A correlation is a relationship between two variables. The data can be represented by the ordered pairs $(x, y)$, where $x$ is the independent (or explanatory) variable and $y$ is the dependent (or response) variable.
The table shows the total assets (in billions of dollars) of individual retirement accounts (IRAs) and federal pension plans for nine years.
IRAs, $x$ | 2619 | 2533 | 2993 | 3299 | 3652 | 4207 | 4784 | 3585 | 4251 |
Federal pension plans, $y$ | 860 | 894 | 958 | 1023 | 1072 | 1141 | 1197 | 1221 | 1324 |
The total variation $\sum(y_i-\bar{y})^2$ is the sum of the squares of the vertical distances each
point is from the mean. The total variation can be divided into two parts: that which is
attributed to the relationship of $x$ and $y$ and that which is due to chance. The variation
obtained from the relationship (i.e., from the predicted $\hat{y_i}$ values) is $\sum(\hat{y_i}-\bar{y})^2$ and is
called the explained variation. Most of the variations can be explained by the relationship.
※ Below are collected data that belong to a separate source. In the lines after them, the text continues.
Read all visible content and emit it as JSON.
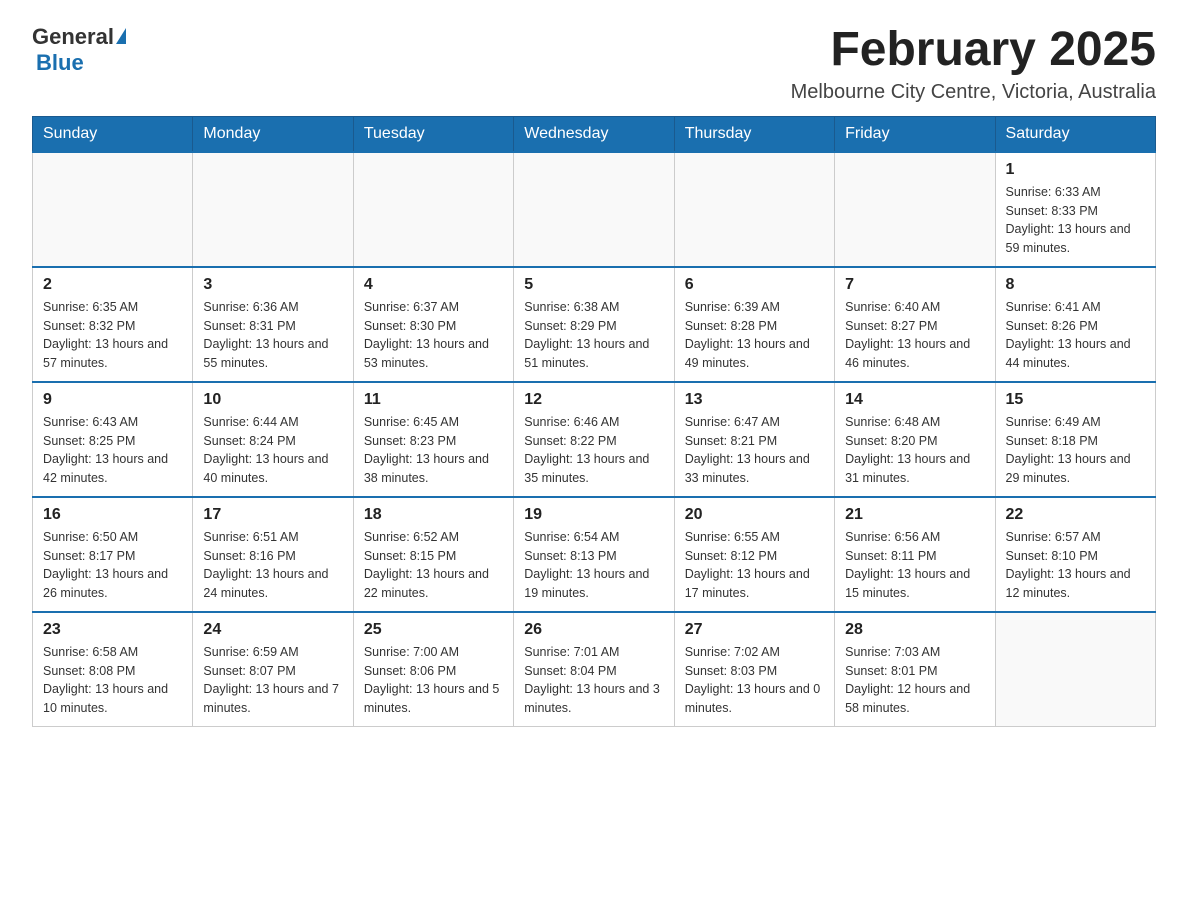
{
  "logo": {
    "general": "General",
    "blue": "Blue"
  },
  "title": "February 2025",
  "subtitle": "Melbourne City Centre, Victoria, Australia",
  "days_header": [
    "Sunday",
    "Monday",
    "Tuesday",
    "Wednesday",
    "Thursday",
    "Friday",
    "Saturday"
  ],
  "weeks": [
    [
      {
        "day": "",
        "info": ""
      },
      {
        "day": "",
        "info": ""
      },
      {
        "day": "",
        "info": ""
      },
      {
        "day": "",
        "info": ""
      },
      {
        "day": "",
        "info": ""
      },
      {
        "day": "",
        "info": ""
      },
      {
        "day": "1",
        "info": "Sunrise: 6:33 AM\nSunset: 8:33 PM\nDaylight: 13 hours and 59 minutes."
      }
    ],
    [
      {
        "day": "2",
        "info": "Sunrise: 6:35 AM\nSunset: 8:32 PM\nDaylight: 13 hours and 57 minutes."
      },
      {
        "day": "3",
        "info": "Sunrise: 6:36 AM\nSunset: 8:31 PM\nDaylight: 13 hours and 55 minutes."
      },
      {
        "day": "4",
        "info": "Sunrise: 6:37 AM\nSunset: 8:30 PM\nDaylight: 13 hours and 53 minutes."
      },
      {
        "day": "5",
        "info": "Sunrise: 6:38 AM\nSunset: 8:29 PM\nDaylight: 13 hours and 51 minutes."
      },
      {
        "day": "6",
        "info": "Sunrise: 6:39 AM\nSunset: 8:28 PM\nDaylight: 13 hours and 49 minutes."
      },
      {
        "day": "7",
        "info": "Sunrise: 6:40 AM\nSunset: 8:27 PM\nDaylight: 13 hours and 46 minutes."
      },
      {
        "day": "8",
        "info": "Sunrise: 6:41 AM\nSunset: 8:26 PM\nDaylight: 13 hours and 44 minutes."
      }
    ],
    [
      {
        "day": "9",
        "info": "Sunrise: 6:43 AM\nSunset: 8:25 PM\nDaylight: 13 hours and 42 minutes."
      },
      {
        "day": "10",
        "info": "Sunrise: 6:44 AM\nSunset: 8:24 PM\nDaylight: 13 hours and 40 minutes."
      },
      {
        "day": "11",
        "info": "Sunrise: 6:45 AM\nSunset: 8:23 PM\nDaylight: 13 hours and 38 minutes."
      },
      {
        "day": "12",
        "info": "Sunrise: 6:46 AM\nSunset: 8:22 PM\nDaylight: 13 hours and 35 minutes."
      },
      {
        "day": "13",
        "info": "Sunrise: 6:47 AM\nSunset: 8:21 PM\nDaylight: 13 hours and 33 minutes."
      },
      {
        "day": "14",
        "info": "Sunrise: 6:48 AM\nSunset: 8:20 PM\nDaylight: 13 hours and 31 minutes."
      },
      {
        "day": "15",
        "info": "Sunrise: 6:49 AM\nSunset: 8:18 PM\nDaylight: 13 hours and 29 minutes."
      }
    ],
    [
      {
        "day": "16",
        "info": "Sunrise: 6:50 AM\nSunset: 8:17 PM\nDaylight: 13 hours and 26 minutes."
      },
      {
        "day": "17",
        "info": "Sunrise: 6:51 AM\nSunset: 8:16 PM\nDaylight: 13 hours and 24 minutes."
      },
      {
        "day": "18",
        "info": "Sunrise: 6:52 AM\nSunset: 8:15 PM\nDaylight: 13 hours and 22 minutes."
      },
      {
        "day": "19",
        "info": "Sunrise: 6:54 AM\nSunset: 8:13 PM\nDaylight: 13 hours and 19 minutes."
      },
      {
        "day": "20",
        "info": "Sunrise: 6:55 AM\nSunset: 8:12 PM\nDaylight: 13 hours and 17 minutes."
      },
      {
        "day": "21",
        "info": "Sunrise: 6:56 AM\nSunset: 8:11 PM\nDaylight: 13 hours and 15 minutes."
      },
      {
        "day": "22",
        "info": "Sunrise: 6:57 AM\nSunset: 8:10 PM\nDaylight: 13 hours and 12 minutes."
      }
    ],
    [
      {
        "day": "23",
        "info": "Sunrise: 6:58 AM\nSunset: 8:08 PM\nDaylight: 13 hours and 10 minutes."
      },
      {
        "day": "24",
        "info": "Sunrise: 6:59 AM\nSunset: 8:07 PM\nDaylight: 13 hours and 7 minutes."
      },
      {
        "day": "25",
        "info": "Sunrise: 7:00 AM\nSunset: 8:06 PM\nDaylight: 13 hours and 5 minutes."
      },
      {
        "day": "26",
        "info": "Sunrise: 7:01 AM\nSunset: 8:04 PM\nDaylight: 13 hours and 3 minutes."
      },
      {
        "day": "27",
        "info": "Sunrise: 7:02 AM\nSunset: 8:03 PM\nDaylight: 13 hours and 0 minutes."
      },
      {
        "day": "28",
        "info": "Sunrise: 7:03 AM\nSunset: 8:01 PM\nDaylight: 12 hours and 58 minutes."
      },
      {
        "day": "",
        "info": ""
      }
    ]
  ]
}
The closer the value $r$ is to -1 or 1, the better the points fit the line and the closer
$\sum(\hat{y_i}-\bar{y})^2$ is to $\sum(y_i-\bar{y})^2$. In fact, if all points fall on the regression line, $\sum(\hat{y_i}-\bar{y})^2$ will
equal $\sum(y_i-\bar{y})^2$, since $\bar{y}$ is equal to $y$ in each case.
On the other hand, the variation due to chance, found by $\sum(y_i-\hat{y_i})^2$, is called the
unexplained variation. This variation cannot be attributed to the relationship. When
the unexplained variation is small, the value of $r$ is close to -1 or 1. If all points fall on
the regression line, the unexplained variation $\sum(y_i-\hat{y_i})^2$ will be 0. Hence, the total variation
is equal to the sum of the explained variation and the unexplained variation. That is,
$\sum(y_i-\bar{y_i})^2 = \sum(\hat{y_i}-\bar{y})^2 + \sum(y_i-\hat{y_i})^2$
These values are shown in the figure above. For a single point, the differences are called deviations.
The values $y-\hat{y}$ are called residuals. A residual is the difference between
the actual value of y and the predicted value $\hat{y}$ for a given $x$ value. The mean of the residuals
is always zero. As stated previously, the regression line determined by the formulas
given in the textbook is the line that best fits the points of the scatter plot. The sum of the
squares of the residuals computed by using the regression line is the smallest possible
value. For this reason, a regression line is also called a least-squares line.
The coefficient of determination is a measure of the variation of the dependent variable that is explained by the regression line and the independent variable. The symbol for the coefficient of determination is $r^2$.
Coefficient of Nondetermination \[1-r^2\]
The standard error of the estimate, denoted by $s_e$, is the standard deviation of the observed $y_i$ values about the $\hat{y}$ predicted values. The formula for the standard error of the estimate is \[ s_e = \sqrt{\frac{\sum(y_i-\hat{y_i})^2}{n-2}} \] where $n$ is the number of pairs of data.
Given a linear regression equation $\hat{y}=mx+b$ and $x_0$, a specific value of $x$, a $c$-prediction interval for $y$ is \[ \hat{y}-E < y < \hat{y}+E \] where \[ E=t_c\cdot s_e\cdot\sqrt{1+\frac{1}{n}+\frac{n(x_0-\bar{x})^2}{n\cdot\sum x^2-(\sum x)^2}} \] and the degrees of freedom used to find $t_c$ are $df=n-2$, with $n$ being equal to the number of pairs of data in the sample. The point estimate is $\hat{y}$ and the margin of error is $E$. The probability that the prediction interval contains $y$ is $c$ (the level of confidence), assuming that the estimation process is repeated a large number of times.